Mon quatrième point de synthèse porte sur la nécessité d'améliorer les relations avec France Domaines pour l'évaluation des biens. Il faut se montrer en capacité de discriminer plus nettement, dans la fixation du prix, les opérations de rachat de biens appartenant à des marchands de sommeil et les rachats à des propriétaires occupants en situation de grande difficulté.
Mon cinquième et dernier point concerne les relations avec l'ensemble des professionnels de l'immobilier. Toutes ces démarches ne peuvent prospérer qu'avec des syndics compétents, disponibles - et donc payés correctement -, les administrateurs de biens, les agents immobiliers et les notaires. Il faut que l'information sur le métier de propriétaire soit mieux diffusée.
Mme Frédérique Puissat. - Merci pour ces interventions très denses.
Cela fait plus de cinquante ans que l'on travaille sur ces enjeux. A-t-on travaillé sur les bonnes pistes et réussi à faire changer les choses ? Comment a-t-on fait évoluer nos politiques ces dernières années ? Faut-il tirer des constats d'échec ?
Madame Mancret-Taylor, êtes-vous en mesure d'objectiver une évolution du parc de logements dégradés, que ce soit dans les zones urbaines ou rurales, dans le secteur public ou dans le parc privé ? Constatez-vous une évolution sur les dix dernières années ?
Disposons-nous d'outils d'évaluation suffisants pour voir comment la situation évolue en matière de dégradation, d'un observatoire ? Il est vrai que leur création est souvent vue comme une perte de temps...
Quels sont les principaux obstacles à la réussite de cette politique ? La décentralisation est-elle une piste pour la favoriser ?
Madame Boneu, les EPF sont souvent des outils de portage intéressants. Ils mettent toutefois en oeuvre des dispositifs très lourds qui ne permettent pas toujours d'aller assez vite. En termes de financement, ne faudrait-il pas que des taxes puissent financer les EPF de manière spécifique ?
Monsieur Binet, vous dressez un constat assez sombre de ce qu'il se passe sur le terrain. Vous avez évoqué des pistes, mais je ne suis pas certaine que le nombre d'opérateurs nous permette de gagner du temps. Peut-on réussir à accélérer les procédures ?
Mme Valérie Mancret-Taylor. - La question sur l'évolution du parc est très difficile : tout dépend à partir de quand on veut la mesurer.
Sur le traitement du parc de l'habitat indigne en France, et notamment du parc de copropriétés dégradées, les choses ont beaucoup changé depuis la loi ALUR, puis depuis le début de ce quinquennat à travers le plan Initiative copropriétés.

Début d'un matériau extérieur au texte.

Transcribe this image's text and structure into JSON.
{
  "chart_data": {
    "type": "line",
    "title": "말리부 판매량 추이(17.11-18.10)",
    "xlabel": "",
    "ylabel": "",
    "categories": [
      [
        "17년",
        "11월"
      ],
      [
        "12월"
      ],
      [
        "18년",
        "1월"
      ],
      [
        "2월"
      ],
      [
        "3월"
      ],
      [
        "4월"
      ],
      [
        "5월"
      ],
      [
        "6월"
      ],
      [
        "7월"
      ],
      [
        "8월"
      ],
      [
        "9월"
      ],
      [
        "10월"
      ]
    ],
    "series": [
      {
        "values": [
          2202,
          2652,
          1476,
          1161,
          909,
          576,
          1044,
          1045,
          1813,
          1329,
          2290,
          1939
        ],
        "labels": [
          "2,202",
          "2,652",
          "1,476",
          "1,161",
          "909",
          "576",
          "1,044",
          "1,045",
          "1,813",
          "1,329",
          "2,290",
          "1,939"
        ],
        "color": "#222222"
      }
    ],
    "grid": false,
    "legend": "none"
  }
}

Dans l'après-guerre, le Fonds national pour l'amélioration de l'habitat a été créé en « effet miroir » du ministère de la reconstruction. Dans les années 1970, il est devenu l'Agence nationale de l'habitat. En 2000, celle-ci a intégré les propriétaires occupants qui étaient traités par un autre dispositif. À partir de 2010, l'ANAH a commencé à investir massivement les questions de rénovation énergétique... On peut ainsi raconter l'histoire de l'agence au fil de l'évolution des besoins sociétaux.
Les choses ont beaucoup changé : on a commencé par mettre de l'eau à tous les étages et des salles de bains dans les logements. Aujourd'hui, on traite un autre type d'habitat indigne. Ma réponse va vous paraître sombre, mais je crois qu'il y aura toujours de l'habitat indigne. J'espère qu'il y en aura de moins en moins mais cela représente un « patrimoine refuge ». La copropriété dégradée est le dernier accueil avant la rue.
On traite, au fur et à mesure des époques, des situations différentes dans le parc privé comme dans le parc social. Des ménages vulnérables se retrouvent dans tous les cas dans un habitat qui n'est pas le plus confortable pour eux, au plan social comme au plan économique.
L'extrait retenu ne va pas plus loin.